J’ai connu Ubaldo plus tard, en musicien de télé, il me raconta : ” Aussitôt arrivé au camp de concentration, je cherchais mon père des yeux. Ils portaient tous le costume de zébre, c’était très difficile. J’entends soudain sa voix mais je ne le trouve pas, je pivote, je m’énerve, je suis affolé. Papa me criait : ” Ubaldino ! Je suis là ! Ici. Ubaldino ” ! Je devenais fou ”. En 1990, un peu avant sa mort, mon ami me montra une joli coffret de bois sculpté par son papa-prisonnier.

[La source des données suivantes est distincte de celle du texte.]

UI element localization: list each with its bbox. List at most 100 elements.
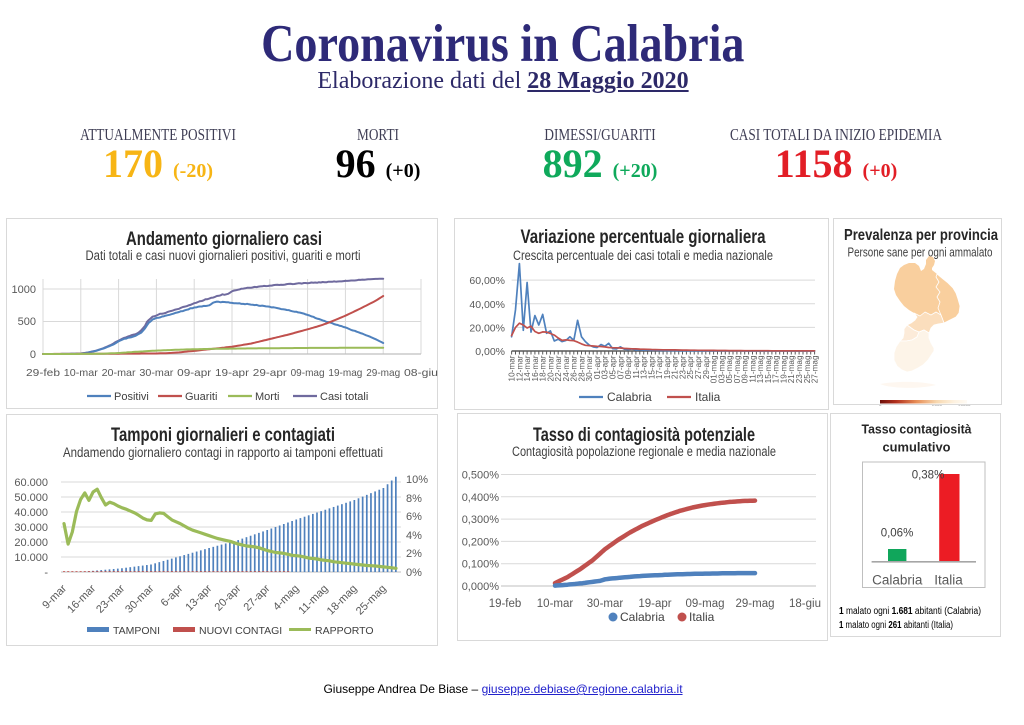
svg-text:23-apr: 23-apr [678,355,687,379]
svg-text:19-apr: 19-apr [663,355,672,379]
svg-text:29-mag: 29-mag [366,367,400,379]
svg-text:13-apr: 13-apr [640,355,649,379]
svg-text:0: 0 [879,404,882,406]
svg-text:19-apr: 19-apr [215,367,250,379]
svg-text:05-mag: 05-mag [725,355,734,383]
svg-text:Variazione percentuale giornal: Variazione percentuale giornaliera [521,227,766,248]
svg-text:19-apr: 19-apr [638,598,671,610]
svg-text:0,200%: 0,200% [462,536,500,548]
svg-text:24-mar: 24-mar [562,355,571,381]
svg-text:NUOVI CONTAGI: NUOVI CONTAGI [199,625,282,637]
svg-text:17-apr: 17-apr [655,355,664,379]
svg-text:Crescita percentuale dei casi: Crescita percentuale dei casi totali e m… [513,248,773,263]
svg-text:29-apr: 29-apr [702,355,711,379]
svg-text:0,100%: 0,100% [462,559,500,571]
svg-text:Calabria: Calabria [607,390,652,404]
svg-text:1000: 1000 [12,284,36,296]
svg-text:25-mag: 25-mag [803,355,812,383]
svg-text:Dati totali e casi nuovi giorn: Dati totali e casi nuovi giornalieri pos… [86,248,361,263]
svg-text:Morti: Morti [255,391,279,403]
svg-text:Positivi: Positivi [114,391,149,403]
svg-text:27-apr: 27-apr [242,582,273,613]
svg-text:29-mag: 29-mag [736,598,775,610]
svg-text:19-feb: 19-feb [489,598,522,610]
svg-text:10-mar: 10-mar [537,598,574,610]
svg-text:10000: 10000 [958,404,971,406]
svg-text:0,500%: 0,500% [462,470,500,482]
svg-text:Calabria: Calabria [872,573,923,588]
svg-text:09-mag: 09-mag [741,355,750,383]
svg-text:20,00%: 20,00% [469,322,505,334]
svg-text:18-mag: 18-mag [325,583,360,618]
svg-text:05-apr: 05-apr [609,355,618,379]
svg-text:40,00%: 40,00% [469,299,505,311]
svg-text:40.000: 40.000 [14,507,48,519]
svg-text:2%: 2% [406,548,422,560]
svg-text:11-apr: 11-apr [632,355,641,378]
svg-text:Tamponi giornalieri e contagia: Tamponi giornalieri e contagiati [111,425,335,446]
svg-text:09-apr: 09-apr [177,367,212,379]
svg-text:Italia: Italia [934,573,963,588]
svg-text:Andamendo giornaliero contagi: Andamendo giornaliero contagi in rapport… [63,445,383,460]
svg-text:4%: 4% [406,530,422,542]
svg-text:26-mar: 26-mar [570,355,579,381]
svg-text:11-mag: 11-mag [296,583,330,617]
svg-text:15-mag: 15-mag [764,355,773,383]
svg-text:Persone sane per ogni ammalato: Persone sane per ogni ammalato [848,246,993,260]
svg-text:08-giu: 08-giu [404,367,438,379]
svg-text:TAMPONI: TAMPONI [113,625,160,637]
svg-text:6-apr: 6-apr [159,582,186,609]
svg-text:Guariti: Guariti [185,391,217,403]
svg-text:6%: 6% [406,511,422,523]
svg-text:20.000: 20.000 [14,537,48,549]
svg-text:07-mag: 07-mag [733,355,742,383]
svg-text:16-mar: 16-mar [531,355,540,381]
svg-text:1 malato ogni 261 abitanti (It: 1 malato ogni 261 abitanti (Italia) [839,620,953,631]
svg-text:15-apr: 15-apr [647,355,656,379]
svg-text:10%: 10% [406,474,428,486]
svg-text:01-apr: 01-apr [593,355,602,379]
svg-text:Andamento giornaliero casi: Andamento giornaliero casi [126,229,322,250]
svg-text:50.000: 50.000 [14,492,48,504]
svg-text:0,400%: 0,400% [462,492,500,504]
svg-text:03-mag: 03-mag [717,355,726,383]
svg-text:-: - [44,567,48,579]
svg-text:27-apr: 27-apr [694,355,703,379]
svg-text:10.000: 10.000 [14,552,48,564]
svg-text:500: 500 [18,316,36,328]
svg-text:23-mag: 23-mag [795,355,804,383]
svg-text:10-mar: 10-mar [508,355,517,381]
svg-text:13-mag: 13-mag [756,355,765,383]
svg-text:29-apr: 29-apr [253,367,288,379]
svg-text:Casi totali: Casi totali [320,391,368,403]
svg-text:60,00%: 60,00% [469,275,505,287]
svg-text:21-mag: 21-mag [787,355,796,383]
svg-text:18-mar: 18-mar [539,355,548,381]
svg-text:0%: 0% [406,567,422,579]
svg-text:Tasso di contagiosità potenzia: Tasso di contagiosità potenziale [533,425,755,446]
svg-text:cumulativo: cumulativo [883,440,951,455]
svg-text:25-mag: 25-mag [354,583,389,618]
svg-text:09-apr: 09-apr [624,355,633,379]
svg-text:16-mar: 16-mar [65,582,98,615]
svg-text:29-feb: 29-feb [26,367,60,379]
svg-text:0,06%: 0,06% [881,527,914,539]
svg-text:21-apr: 21-apr [671,355,680,379]
svg-text:30.000: 30.000 [14,522,48,534]
svg-text:30-mar: 30-mar [587,598,624,610]
svg-text:13-apr: 13-apr [183,582,214,613]
svg-text:RAPPORTO: RAPPORTO [315,625,374,637]
svg-text:18-giu: 18-giu [789,598,821,610]
svg-text:23-mar: 23-mar [94,582,127,615]
svg-text:25-apr: 25-apr [686,355,695,379]
svg-text:14-mar: 14-mar [523,355,532,381]
svg-text:27-mag: 27-mag [811,355,820,383]
svg-text:01-mag: 01-mag [710,355,719,383]
svg-text:60.000: 60.000 [14,477,48,489]
svg-text:0,000%: 0,000% [462,581,500,593]
svg-text:8%: 8% [406,493,422,505]
svg-text:Tasso contagiosità: Tasso contagiosità [862,422,973,437]
svg-text:0,00%: 0,00% [475,346,505,358]
svg-text:09-mag: 09-mag [291,367,325,379]
svg-text:5000: 5000 [932,404,943,406]
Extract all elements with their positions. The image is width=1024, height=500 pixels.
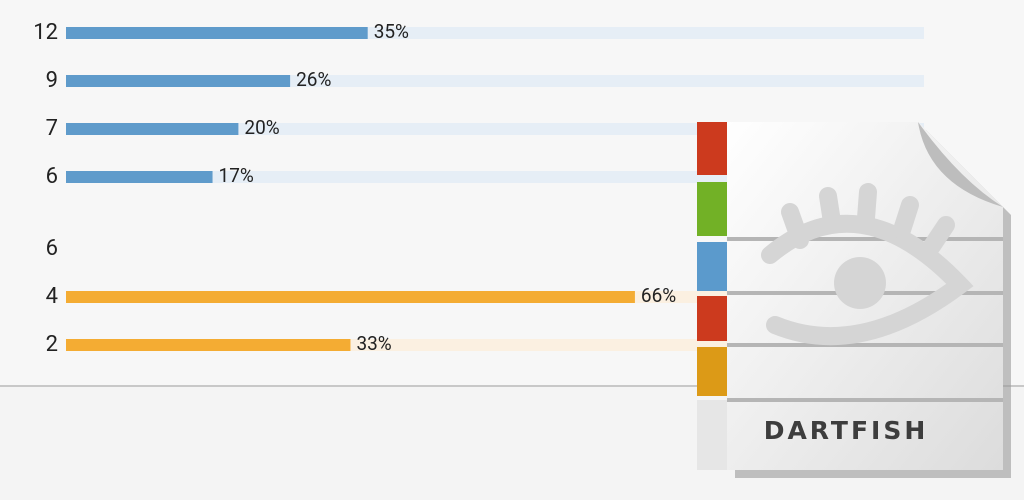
row-label: 12 bbox=[33, 20, 58, 45]
bar bbox=[66, 123, 239, 135]
bar-value-label: 20% bbox=[244, 116, 279, 139]
bar-value-label: 33% bbox=[356, 332, 391, 355]
bar bbox=[66, 291, 635, 303]
logo-stripe bbox=[697, 347, 727, 396]
logo-lines bbox=[727, 237, 1003, 402]
group-title: 6 bbox=[46, 236, 58, 261]
logo-pupil bbox=[834, 257, 886, 309]
logo-stripe bbox=[697, 242, 727, 291]
bar bbox=[66, 27, 368, 39]
row-label: 2 bbox=[46, 332, 58, 357]
bar-value-label: 35% bbox=[374, 20, 409, 43]
bar bbox=[66, 171, 213, 183]
stats: 12 35% 9 26% 7 20% 6 17% 6 4 66% 2 33% bbox=[33, 20, 924, 357]
bar-value-label: 17% bbox=[219, 164, 254, 187]
bar-value-label: 26% bbox=[296, 68, 331, 91]
logo-stripe bbox=[697, 400, 727, 470]
bar bbox=[66, 339, 351, 351]
row-label: 6 bbox=[46, 164, 58, 189]
row-label: 4 bbox=[46, 284, 58, 309]
logo-stripe bbox=[697, 296, 727, 341]
logo-stripe bbox=[697, 182, 727, 236]
row-label: 7 bbox=[46, 116, 58, 141]
logo-text: DARTFISH bbox=[764, 416, 929, 445]
logo-stripe bbox=[697, 122, 727, 175]
bar bbox=[66, 75, 291, 87]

Je lui avais dit : ” Si tu veux, on va faire enquête, organiser un mouvement, exiger —comme pour nos Japonais spoliés et internés— des excuses, rendre justice à ton papa mort ”. Ubaldo me répondit : ”

Bof, c’est si loin tout ça ! Oublie ça, fais comme moi ”.Mais il n’avait pas oublié, je voyais ses yeux mouillés.La télé a diffusé récemment ” Il duce Canadese ”.

Un ex-prisonnier du camp, Raphael Esposito ( un de nos voisins du temps ) dit au chroniqueur Franco Nuovo ( trop jeune, lui, pour avoir vécu ce drame) : ” Démagogie télévisuelle ! Invention (ce déficient mental qui se prend pour Mussolini).

Les Italo-Québécois montrés, tous, comme obsédés-du-fascisme, quel mensonge ” ! Moi je pense encore à ces cris dans la cour d’un camp de concentration : : ” Ubaldino ! Ubaldino ! ”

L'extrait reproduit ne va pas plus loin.